G20 Opium Wars

The biggest Security Theatre show in the world takes place in Toronto this week. The people who are supposed to represent us, the voters, will do everything they can to keep as much distance as possible between their lavish affair, their snack bars and drinks, their banquets and soirees, and us, the smelly, worried, unprivileged mob.

In fact, they clear the expressways so the cavalcade of bulletproof limos and security mobs can proceed from airport to conference center without having to meet the gaze of frustrated travelers. You wait so Obama can glide. You have to wonder if any of these leaders have the slightest clue anymore of what real life is like for their own citizens.
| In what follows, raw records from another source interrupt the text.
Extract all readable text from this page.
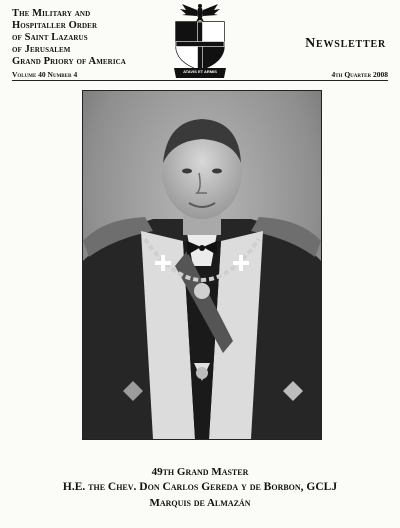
The Military and
Hospitaller Order
of Saint Lazarus
of Jerusalem
Grand Priory of America
Volume 40 Number 4	ATAVIS ET ARMIS
Newsletter
4th Quarter 2008
49th Grand Master
H.E. the Chev. Don Carlos Gereda y de Borbon, GCLJ
Marquis de Almazán
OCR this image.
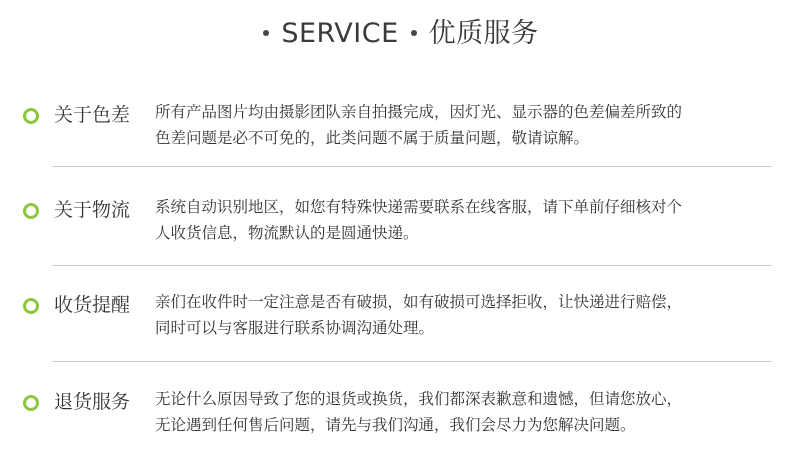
SERVICE 优质服务
关于色差 所有产品图片均由摄影团队亲自拍摄完成，因灯光、显示器的色差偏差所致的
色差问题是必不可免的，此类问题不属于质量问题，敬请谅解。
关于物流 系统自动识别地区，如您有特殊快递需要联系在线客服，请下单前仔细核对个
人收货信息，物流默认的是圆通快递。
收货提醒 亲们在收件时一定注意是否有破损，如有破损可选择拒收，让快递进行赔偿，
同时可以与客服进行联系协调沟通处理。
退货服务 无论什么原因导致了您的退货或换货，我们都深表歉意和遗憾，但请您放心，
无论遇到任何售后问题，请先与我们沟通，我们会尽力为您解决问题。
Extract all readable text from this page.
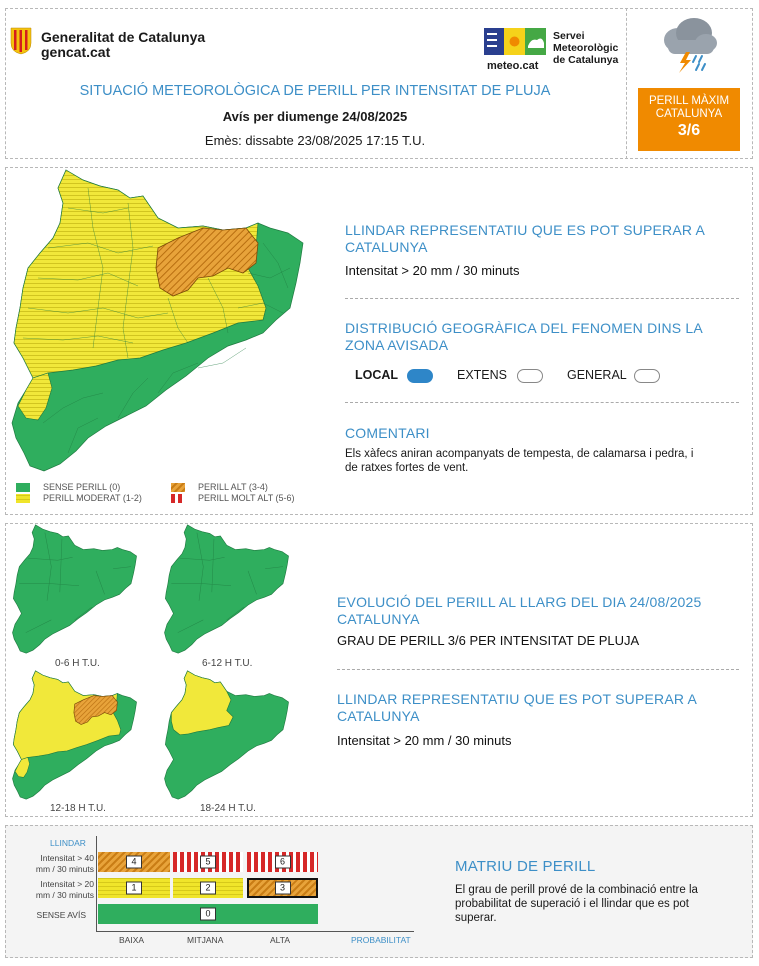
Generalitat de Catalunya
gencat.cat
meteo.cat
Servei
Meteorològic
de Catalunya
SITUACIÓ METEOROLÒGICA DE PERILL PER INTENSITAT DE PLUJA
Avís per diumenge 24/08/2025
Emès: dissabte 23/08/2025 17:15 T.U.
PERILL MÀXIM
CATALUNYA
3/6
SENSE PERILL (0)
PERILL MODERAT (1-2)
PERILL ALT (3-4)
PERILL MOLT ALT (5-6)
LLINDAR REPRESENTATIU QUE ES POT SUPERAR A CATALUNYA
Intensitat > 20 mm / 30 minuts
DISTRIBUCIÓ GEOGRÀFICA DEL FENOMEN DINS LA ZONA AVISADA
LOCAL	EXTENS	GENERAL
COMENTARI
Els xàfecs aniran acompanyats de tempesta, de calamarsa i pedra, i de ratxes fortes de vent.
0-6 H T.U.	6-12 H T.U.
12-18 H T.U.	18-24 H T.U.
EVOLUCIÓ DEL PERILL AL LLARG DEL DIA 24/08/2025 CATALUNYA
GRAU DE PERILL 3/6 PER INTENSITAT DE PLUJA
LLINDAR REPRESENTATIU QUE ES POT SUPERAR A CATALUNYA
Intensitat > 20 mm / 30 minuts
LLINDAR
Intensitat > 40
mm / 30 minuts
Intensitat > 20
mm / 30 minuts
SENSE AVÍS
4	5	6
1	2	3
0
BAIXA	MITJANA	ALTA	PROBABILITAT
MATRIU DE PERILL
El grau de perill prové de la combinació entre la probabilitat de superació i el llindar que es pot superar.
It’s not surprising that some terrorists out there might think it’s a good target: the display of monumental privilege must surely excite them. The fences and guns and helicopters — it’s all like a wonderful, violent opera.

It also creates a perception among the easily persuaded that these leaders are so important, so indispensable– such marvels of brilliant leadership and vision– that no expense can be spared in keeping them safe. In fact, every one of them is very dispensable— the graveyards are full of them, as De Gaulle observed. The security services don’t mind colluding with the politicians because, if politicians are important, the jackboots protecting them are necessary.
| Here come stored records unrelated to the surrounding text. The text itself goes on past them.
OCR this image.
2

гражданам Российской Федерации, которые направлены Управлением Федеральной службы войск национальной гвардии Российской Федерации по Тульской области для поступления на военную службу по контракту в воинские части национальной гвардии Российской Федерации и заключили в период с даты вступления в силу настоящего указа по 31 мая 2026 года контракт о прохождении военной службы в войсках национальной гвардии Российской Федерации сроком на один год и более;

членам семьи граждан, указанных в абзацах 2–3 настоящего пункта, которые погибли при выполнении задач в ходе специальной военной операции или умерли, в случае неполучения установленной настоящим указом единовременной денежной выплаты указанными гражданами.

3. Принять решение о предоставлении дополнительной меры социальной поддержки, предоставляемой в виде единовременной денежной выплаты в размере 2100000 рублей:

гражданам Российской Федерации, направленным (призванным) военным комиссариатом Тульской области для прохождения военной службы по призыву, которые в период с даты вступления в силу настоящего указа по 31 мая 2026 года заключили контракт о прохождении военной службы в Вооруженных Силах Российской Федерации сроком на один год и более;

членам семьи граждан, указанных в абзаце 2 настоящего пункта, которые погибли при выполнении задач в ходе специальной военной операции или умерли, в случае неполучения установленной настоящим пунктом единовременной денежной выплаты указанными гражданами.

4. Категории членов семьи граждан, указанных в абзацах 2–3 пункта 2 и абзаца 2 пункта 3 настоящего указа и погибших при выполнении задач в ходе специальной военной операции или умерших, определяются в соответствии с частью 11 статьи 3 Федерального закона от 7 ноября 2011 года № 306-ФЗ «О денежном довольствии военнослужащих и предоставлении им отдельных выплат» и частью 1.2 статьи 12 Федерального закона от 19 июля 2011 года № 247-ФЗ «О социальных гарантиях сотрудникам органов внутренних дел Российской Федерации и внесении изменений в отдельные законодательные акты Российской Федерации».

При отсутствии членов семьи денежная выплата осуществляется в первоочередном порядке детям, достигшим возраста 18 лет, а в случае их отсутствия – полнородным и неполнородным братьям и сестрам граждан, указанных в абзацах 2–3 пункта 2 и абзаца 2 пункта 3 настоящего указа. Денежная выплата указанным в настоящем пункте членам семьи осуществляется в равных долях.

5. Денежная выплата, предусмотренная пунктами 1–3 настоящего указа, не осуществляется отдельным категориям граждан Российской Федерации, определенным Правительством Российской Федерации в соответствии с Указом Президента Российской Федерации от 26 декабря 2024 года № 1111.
If you think, well, it’s a lot to put up with, but, after all, these meetings are important. No, they aren’t. The idea of public disagreement is so horrifying to the organizers that they have their cronies work out all of the language of all the announcements weeks before hand. If there is real disagreement, the announcements only cover the areas where they agree: we will improve the environment, encourage economic growth, seek justice and purity and the preservation of our bodily fluids. Amen. So, surrounded by security theatre, we have political theatre.
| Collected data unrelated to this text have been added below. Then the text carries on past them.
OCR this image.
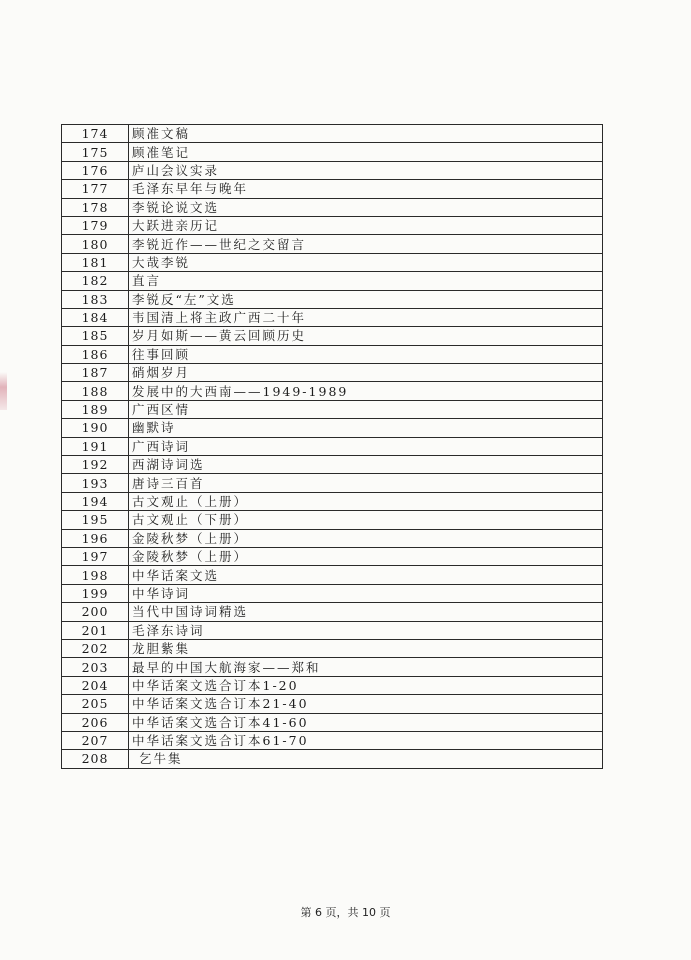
174	顾准文稿
175	顾准笔记
176	庐山会议实录
177	毛泽东早年与晚年
178	李锐论说文选
179	大跃进亲历记
180	李锐近作——世纪之交留言
181	大哉李锐
182	直言
183	李锐反“左”文选
184	韦国清上将主政广西二十年
185	岁月如斯——黄云回顾历史
186	往事回顾
187	硝烟岁月
188	发展中的大西南——1949-1989
189	广西区情
190	幽默诗
191	广西诗词
192	西湖诗词选
193	唐诗三百首
194	古文观止（上册）
195	古文观止（下册）
196	金陵秋梦（上册）
197	金陵秋梦（上册）
198	中华话案文选
199	中华诗词
200	当代中国诗词精选
201	毛泽东诗词
202	龙胆紫集
203	最早的中国大航海家——郑和
204	中华话案文选合订本1-20
205	中华话案文选合订本21-40
206	中华话案文选合订本41-60
207	中华话案文选合订本61-70
208	乞牛集
第 6 页，共 10 页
Have you considered… how come they don’t shut down the nation’s capital every time parliament is in session?


History is full of oddities.

In the 19th Century, Britain and other European nations were trying to develop a healthy trade relationship with China. Chinese ceramics, silk, and tea were in huge demand in Europe. Britain sent a delegation to the Qing dynasty to show them some of Europe’s most exciting new technologies to be offered in exchange. The Chinese were not impressed, and demanded silver instead. As supplies of precious metals began to dwindle, the European nations settled on a different product they wished to offer the Chinese. Wait for it: opium. Yes, the British East Indian Company was your local drug pusher.

Those crazy Chinese– they didn’t see the wonderful upside to this innovative trade relationship, and decided to ban opium. This led to the First Opium War, in which the European powers humiliated the Qing dynasty and forced it to sign a humiliating armistice, the Nanking Treaty, granting the European powers the right to brutally exploit Chinese markets and labour. The treaty also ceded Hong Kong to the British, if you’ve ever wondered why the British eventually ceded it back.

I’m always impressed by the righteous outrage expressed by oppressors when their victims summon the courage to fight back. The Boxer Rebellion was portrayed in the West as an attack on missionaries and Christian Chinese. The missionaries themselves only seemed dimly aware of their function as cultural emissaries of British and American imperialism. They didn’t see any problem with associating Christianity with gunboat diplomacy.


Another historical oddity:

In 1945 when Japan surrendered, Chiang’s Chongqing government was ill-equipped and ill-prepared to reassert its authority in formerly Japanese-occupied China, and asked the Japanese to postpone their surrender until Kuomintang (KMT) authority could arrive to take over. [From Wikipedia entry on Chiang Kai-shek]

This is not the only time an ally– a freedom-loving, democratic, liberal, enlightened, western power– actually asked the Japanese– spawn of Satan just moments before– to hold a population down so a new oppressor could take over for the old oppressor without the local people being given a chance to form a representative government.

Well, let’s all not get patriotic here. This is what governments do. They do it with far more sophistication and polish in the west, but they do it nonetheless: pin you down long enough to have your pockets picked clean. You can spot the patriots easily: they have flag pins in their lapels. They get teary-eyed when you play the anthem. They invite the press to view them touring the graveyards for the men they sent to die for your sub-prime mortgage, your derivative, your Enron stock, your gasoline.

You almost never find them in uniforms themselves.